Chapter 2: Key Takeaways

Vectors and Vector Spaces

A vector is an ordered list of numbers that represents a data point, embedding, or parameter set. In AI, vectors range from 2D (for visualization) to hundreds of thousands of dimensions (vocabulary embeddings).
The dot product $\mathbf{u} \cdot \mathbf{v} = \sum_i u_i v_i$ measures alignment between vectors. It is the fundamental operation in every neural network forward pass.
Cosine similarity normalizes the dot product by vector lengths, making it the standard similarity measure for embeddings: $\cos\theta = \frac{\mathbf{u} \cdot \mathbf{v}}{\|\mathbf{u}\| \|\mathbf{v}\|}$.
Norms quantify vector magnitude. The $L^1$ norm encourages sparsity (Lasso), the $L^2$ norm encourages small weights (Ridge), and the $L^\infty$ norm bounds adversarial perturbations.
A set of vectors is linearly independent if no vector can be written as a combination of the others. The rank of a matrix tells you how many independent vectors it contains---and thus the true dimensionality of your data.

A matrix serves dual roles: as a data container (rows = samples, columns = features) and as a linear transformation (multiplication maps inputs to outputs).
Matrix multiplication is the workhorse of AI: every linear layer computes $\mathbf{y} = \mathbf{W}\mathbf{x} + \mathbf{b}$. It is associative but not commutative.
The transpose flips rows and columns. The identity $(\mathbf{A}\mathbf{B})^T = \mathbf{B}^T\mathbf{A}^T$ appears frequently in gradient derivations.
The determinant tells you whether a matrix is invertible ($\det \neq 0$) and how it scales volumes. The trace equals the sum of eigenvalues.
Prefer np.linalg.solve(A, b) over np.linalg.inv(A) @ b---it is more numerically stable and computationally efficient.

Every matrix defines a linear transformation, and every linear transformation can be represented as a matrix. This is why neural networks need non-linear activations between linear layers.
The column space is the set of possible outputs; the null space is the set of inputs that map to zero. The rank-nullity theorem connects them: $\text{rank} + \text{nullity} = n$.
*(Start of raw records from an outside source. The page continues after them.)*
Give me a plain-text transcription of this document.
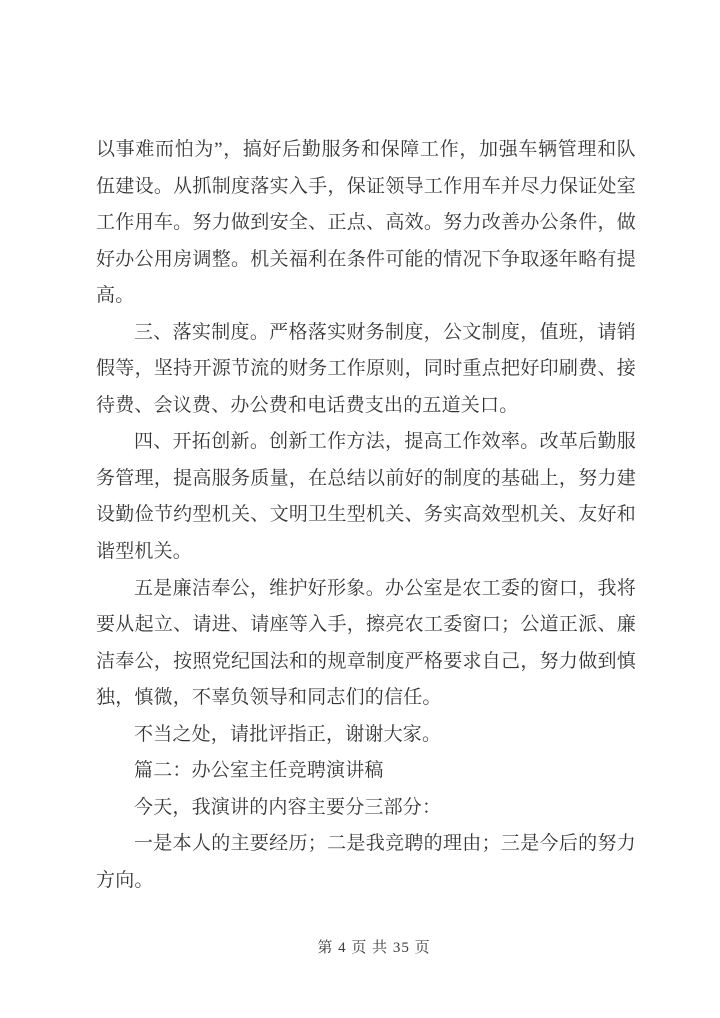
以事难而怕为”，搞好后勤服务和保障工作，加强车辆管理和队伍建设。从抓制度落实入手，保证领导工作用车并尽力保证处室工作用车。努力做到安全、正点、高效。努力改善办公条件，做好办公用房调整。机关福利在条件可能的情况下争取逐年略有提高。

三、落实制度。严格落实财务制度，公文制度，值班，请销假等，坚持开源节流的财务工作原则，同时重点把好印刷费、接待费、会议费、办公费和电话费支出的五道关口。

四、开拓创新。创新工作方法，提高工作效率。改革后勤服务管理，提高服务质量，在总结以前好的制度的基础上，努力建设勤俭节约型机关、文明卫生型机关、务实高效型机关、友好和谐型机关。

五是廉洁奉公，维护好形象。办公室是农工委的窗口，我将要从起立、请进、请座等入手，擦亮农工委窗口；公道正派、廉洁奉公，按照党纪国法和的规章制度严格要求自己，努力做到慎独，慎微，不辜负领导和同志们的信任。

不当之处，请批评指正，谢谢大家。

篇二：办公室主任竞聘演讲稿

今天，我演讲的内容主要分三部分：

一是本人的主要经历；二是我竞聘的理由；三是今后的努力方向。

第 4 页 共 35 页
An eigenvector $\mathbf{v}$ of $\mathbf{A}$ satisfies $\mathbf{A}\mathbf{v} = \lambda\mathbf{v}$: the matrix only scales it, without changing its direction.
The eigendecomposition $\mathbf{A} = \mathbf{V}\boldsymbol{\Lambda}\mathbf{V}^{-1}$ separates a transformation into its natural directions ($\mathbf{V}$) and scaling factors ($\boldsymbol{\Lambda}$).
For symmetric matrices (covariance matrices, Hessians, kernels), the spectral theorem guarantees real eigenvalues and orthogonal eigenvectors: $\mathbf{A} = \mathbf{Q}\boldsymbol{\Lambda}\mathbf{Q}^T$.
Eigenvalues of the covariance matrix drive PCA; eigenvalues of the Hessian determine optimization landscape properties (minima vs. saddle points).
The condition number $\kappa = |\lambda_{\max}|/|\lambda_{\min}|$ measures numerical sensitivity. Large condition numbers cause slow convergence and numerical instability.
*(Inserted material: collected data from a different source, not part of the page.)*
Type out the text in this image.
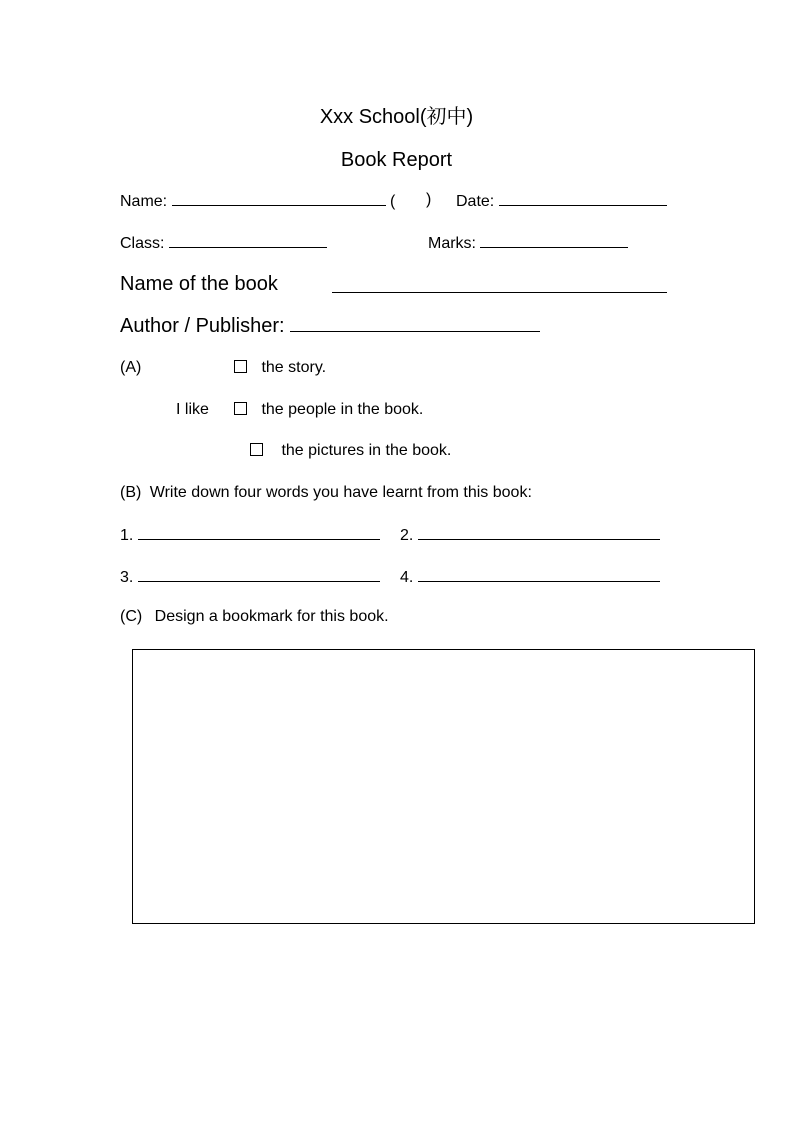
Xxx School(初中)
Book Report
Name:	( ) Date:
Class:	Marks:
Name of the book
Author / Publisher:
(A)	the story.
I like	the people in the book.
the pictures in the book.
(B) Write down four words you have learnt from this book:
1.	2.
3.	4.
(C) Design a bookmark for this book.
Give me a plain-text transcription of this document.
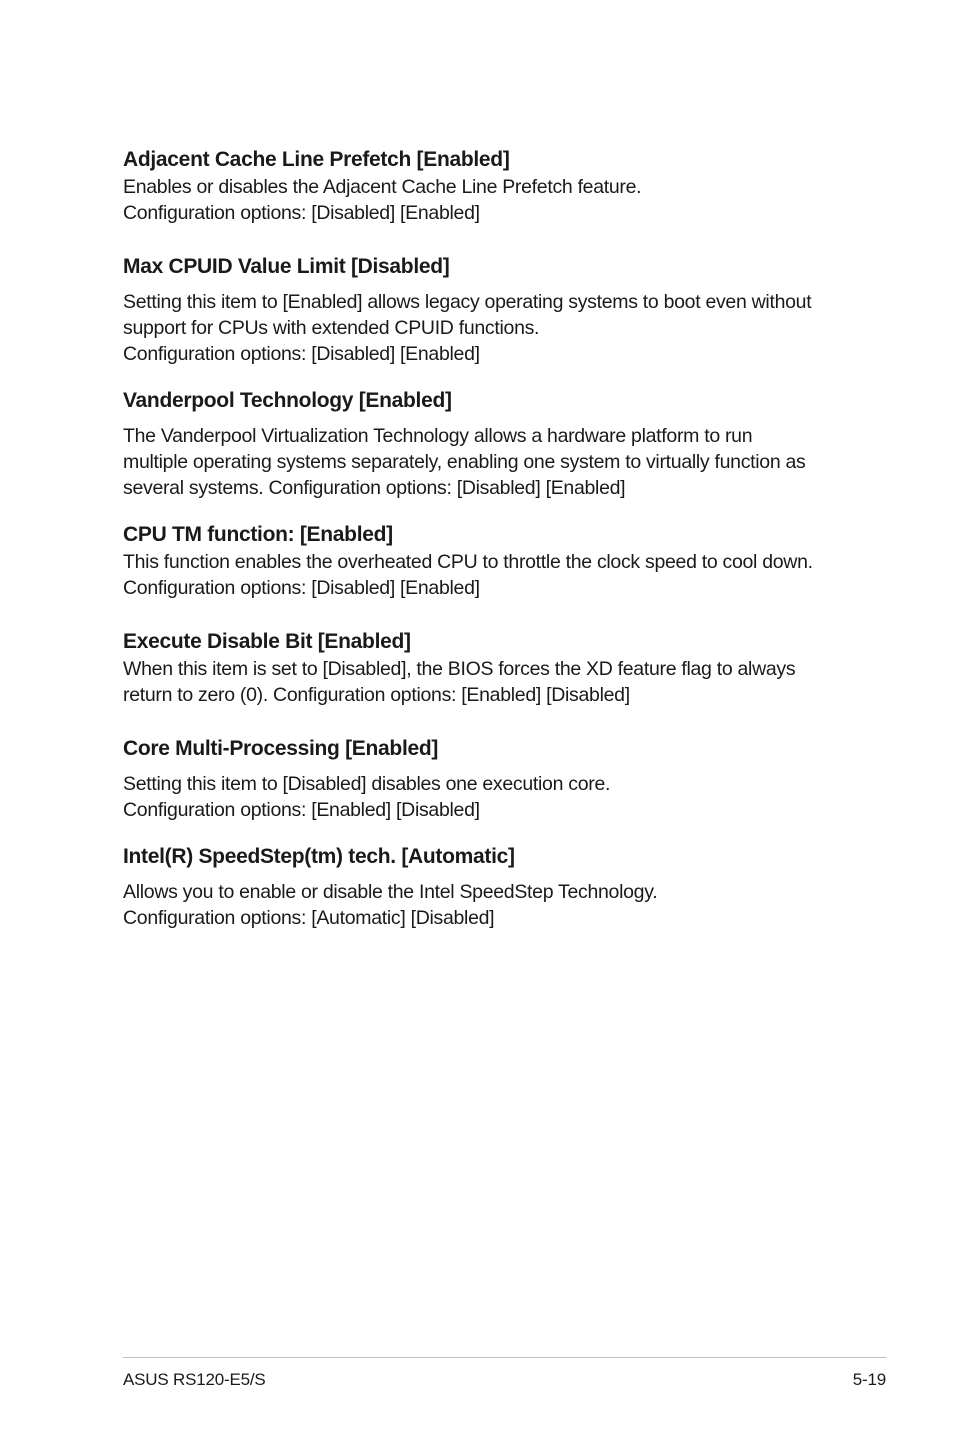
Adjacent Cache Line Prefetch [Enabled]
Enables or disables the Adjacent Cache Line Prefetch feature.
Configuration options: [Disabled] [Enabled]
Max CPUID Value Limit [Disabled]
Setting this item to [Enabled] allows legacy operating systems to boot even without
support for CPUs with extended CPUID functions.
Configuration options: [Disabled] [Enabled]
Vanderpool Technology [Enabled]
The Vanderpool Virtualization Technology allows a hardware platform to run
multiple operating systems separately, enabling one system to virtually function as
several systems. Configuration options: [Disabled] [Enabled]
CPU TM function: [Enabled]
This function enables the overheated CPU to throttle the clock speed to cool down.
Configuration options: [Disabled] [Enabled]
Execute Disable Bit [Enabled]
When this item is set to [Disabled], the BIOS forces the XD feature flag to always
return to zero (0). Configuration options: [Enabled] [Disabled]
Core Multi-Processing [Enabled]
Setting this item to [Disabled] disables one execution core.
Configuration options: [Enabled] [Disabled]
Intel(R) SpeedStep(tm) tech. [Automatic]
Allows you to enable or disable the Intel SpeedStep Technology.
Configuration options: [Automatic] [Disabled]
ASUS RS120-E5/S	5-19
SVD generalizes eigendecomposition to any matrix: $\mathbf{A} = \mathbf{U}\boldsymbol{\Sigma}\mathbf{V}^T$, decomposing it into left singular vectors, singular values, and right singular vectors.
Singular values are always non-negative and ordered: $\sigma_1 \geq \sigma_2 \geq \cdots \geq 0$.
The Eckart-Young theorem guarantees that the best rank-$k$ approximation is the truncated SVD, making it the mathematical foundation of dimensionality reduction.
SVD applications in AI include image compression, latent semantic analysis, recommender systems, computing the pseudoinverse, and data whitening.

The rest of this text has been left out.